Strategizing International Tax Best Practices – by Keith Brockman

The OECD invites public comments with respect to Action 6 (Prevent Treaty Abuse) of the BEPS Action Plan.

A summary of the OECD press release, the OECD proposal and Best Practice comments are included herein for reference:

http://www.oecd.org/ctp/treaties/treaty-abuse-discussion-draft-march-2014.pdf

The Action Plan identifies treaty abuse, and in particular treaty shopping, as one of the most important sources of BEPS concerns. Action 6 (Prevent Treaty Abuse) reads as follows:

Action 6 

Prevent treaty abuse

Develop model treaty provisions and recommendations regarding the design of domestic rules to prevent the granting of treaty benefits in inappropriate circumstances. Work will also be done to clarify that tax treaties are not intended to be used to generate double non-taxation and to identify the tax policy considerations that, in general, countries should consider before deciding to enter into a tax treaty with another country. The work will be co-ordinated with the work on hybrids.

The Action Plan also provided that “[t]he OECD’s work on the different items of the Action Plan will continue to include a transparent and inclusive consultation process” and that all stakeholders such as business (in particular BIAC), non-governmental organisations, think tanks, and academia would be consulted.

As part of that consultation process, interested parties are invited to send comments on this discussion draft, which includes the preliminary results of the work carried out in the three different areas identified in Action 6:

A. Develop model treaty provisions and recommendations regarding the design of domestic rules to prevent the granting of treaty benefits in inappropriate circumstances.

B. Clarify that tax treaties are not intended to be used to generate double non-taxation.

C. Identify the tax policy considerations that, in general, countries should consider before deciding to enter into a tax treaty with another country.

These comments should be sent on 9 April 2014 at the latest (no extension will be granted). The comments received by that date will be examined by the Focus Group at a meeting that will be held on the following week.

Public Consultation:

Persons and organisations who intend to send comments on this discussion draft are invited to indicate as soon as possible, and  by 3 April at the latest, whether they wish to speak in support of their comments at a public consultation meeting on Action 6 (Prevent Treaty Abuse), which is scheduled to be held in Paris at the OECD Conference Centre on 14-15 April 2014. Persons selected as speakers will be informed by email by 4 April at the latest.

This meeting will also be broadcast live on the internet and can be accessed on line. No advance registration is required for this internet access.

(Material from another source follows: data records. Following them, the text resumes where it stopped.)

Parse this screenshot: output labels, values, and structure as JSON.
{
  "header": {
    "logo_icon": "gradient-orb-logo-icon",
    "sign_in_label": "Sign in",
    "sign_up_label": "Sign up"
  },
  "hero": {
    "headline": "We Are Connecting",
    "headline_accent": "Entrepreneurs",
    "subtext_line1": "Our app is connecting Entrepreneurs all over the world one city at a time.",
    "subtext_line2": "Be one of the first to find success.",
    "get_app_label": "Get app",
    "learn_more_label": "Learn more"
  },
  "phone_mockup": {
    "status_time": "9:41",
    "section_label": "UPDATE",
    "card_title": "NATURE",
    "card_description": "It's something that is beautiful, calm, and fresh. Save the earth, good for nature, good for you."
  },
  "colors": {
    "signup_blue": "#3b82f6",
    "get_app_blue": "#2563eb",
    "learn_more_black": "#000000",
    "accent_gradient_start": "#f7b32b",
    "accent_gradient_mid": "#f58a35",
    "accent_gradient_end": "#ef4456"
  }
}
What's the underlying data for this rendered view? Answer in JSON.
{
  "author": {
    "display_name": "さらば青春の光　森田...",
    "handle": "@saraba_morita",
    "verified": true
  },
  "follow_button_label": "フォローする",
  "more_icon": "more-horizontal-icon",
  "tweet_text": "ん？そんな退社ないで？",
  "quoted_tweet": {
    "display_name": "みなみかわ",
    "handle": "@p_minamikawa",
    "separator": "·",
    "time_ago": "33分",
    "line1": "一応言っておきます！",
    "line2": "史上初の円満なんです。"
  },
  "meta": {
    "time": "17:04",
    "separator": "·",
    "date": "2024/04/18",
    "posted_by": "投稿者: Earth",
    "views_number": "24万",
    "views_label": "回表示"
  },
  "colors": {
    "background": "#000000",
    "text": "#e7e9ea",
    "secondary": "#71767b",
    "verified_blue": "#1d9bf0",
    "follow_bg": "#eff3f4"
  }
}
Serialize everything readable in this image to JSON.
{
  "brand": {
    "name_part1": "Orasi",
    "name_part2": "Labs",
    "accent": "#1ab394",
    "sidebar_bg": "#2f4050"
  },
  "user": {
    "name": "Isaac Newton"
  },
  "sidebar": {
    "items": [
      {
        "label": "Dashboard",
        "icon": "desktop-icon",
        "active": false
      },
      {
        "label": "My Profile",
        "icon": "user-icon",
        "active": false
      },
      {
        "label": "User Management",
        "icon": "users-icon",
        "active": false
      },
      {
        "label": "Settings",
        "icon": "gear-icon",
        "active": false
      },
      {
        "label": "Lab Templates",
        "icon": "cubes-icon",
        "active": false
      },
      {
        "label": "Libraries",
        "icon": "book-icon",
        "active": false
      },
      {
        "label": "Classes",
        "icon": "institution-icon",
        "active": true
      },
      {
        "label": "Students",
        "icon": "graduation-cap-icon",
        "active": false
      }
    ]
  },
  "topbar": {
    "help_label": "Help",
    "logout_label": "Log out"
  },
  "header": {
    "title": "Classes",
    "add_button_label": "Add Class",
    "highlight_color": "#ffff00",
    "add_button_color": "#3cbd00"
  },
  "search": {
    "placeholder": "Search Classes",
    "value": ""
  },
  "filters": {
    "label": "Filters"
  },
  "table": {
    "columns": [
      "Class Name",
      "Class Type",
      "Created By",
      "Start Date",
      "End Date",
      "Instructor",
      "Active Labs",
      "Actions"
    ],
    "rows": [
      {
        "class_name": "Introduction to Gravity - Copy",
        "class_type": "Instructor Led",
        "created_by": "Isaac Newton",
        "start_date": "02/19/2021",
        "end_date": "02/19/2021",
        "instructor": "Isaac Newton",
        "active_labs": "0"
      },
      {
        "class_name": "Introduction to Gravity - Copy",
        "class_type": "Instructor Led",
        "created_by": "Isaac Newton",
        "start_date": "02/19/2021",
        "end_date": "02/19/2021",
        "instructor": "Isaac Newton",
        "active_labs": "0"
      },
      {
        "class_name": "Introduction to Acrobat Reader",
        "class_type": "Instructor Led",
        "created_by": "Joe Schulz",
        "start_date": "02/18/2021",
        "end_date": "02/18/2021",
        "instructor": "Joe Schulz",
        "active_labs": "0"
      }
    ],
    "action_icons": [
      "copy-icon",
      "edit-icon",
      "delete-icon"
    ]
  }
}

General observations of proposal:

The OECD proposal provides a three-pronged approach:

  • Treaty statement re: anti-avoidance rule and treaty shopping opportunities
  • Specific anti-abuse rule based on Limitation of Benefit (LOB) provisions
  • General anti-abuse rule

Other OECD recommendations include comments re: Permanent Establishment (PE), tax policy, and broad General Anti-Avoidance Rule (GAAR) interpretation (including allowance of domestic GAAR provisions notwithstanding the relevant double tax treaty).  The GAAR proposal provides that obtaining a treaty benefit was one of the main purposes of any arrangement or transaction that resulted directly or indirectly in that benefit.  Note this GAAR proposal supplements the LOB provisions.

Proposals are also introduced to address tax avoidance risks via changes to domestic laws.  Such risks include thin capitalization, dual residence, arbitrage transactions (including timing differences), and transfer mispricing.  Intentions of the UN Model Convention are also introduced for analogous interpretation.  

The proposal notes that treaties should not prevent application of domestic law provisions that would prevent transactions re: CFC rules and thin capitalization.

Finally, the OECD proposal indicates that the treaty should clearly state that prevention of tax evasion and tax avoidance is a purpose of the tax treaties.

The proposal, in alignment with the overall OECD BEPS proposals, is targeted at avoidance of double non-taxation, without a balanced commentary and measures addressing the risk of double taxation.  Additionally, the terms “tax evasion” and “tax avoidance” are used in tandem within the proposal, although such terms are literally construed as having significantly two separate meanings and relative intent.  Finally, the allowance of domestic GAAR provisions in addition to, or in lieu of, treaty provisions and EU Parent-Subsidiary guidelines will promote additional uncertainty re: subjective interpretations of broad proposals that will ultimately lead to increased tax disputes, double taxation and the loss of multilateral symmetry.

This proposal has tremendous significance in the transfer pricing arena that must be seriously considered and reviewed in its entirety, including the possibility for early comment to ensure OECD consideration.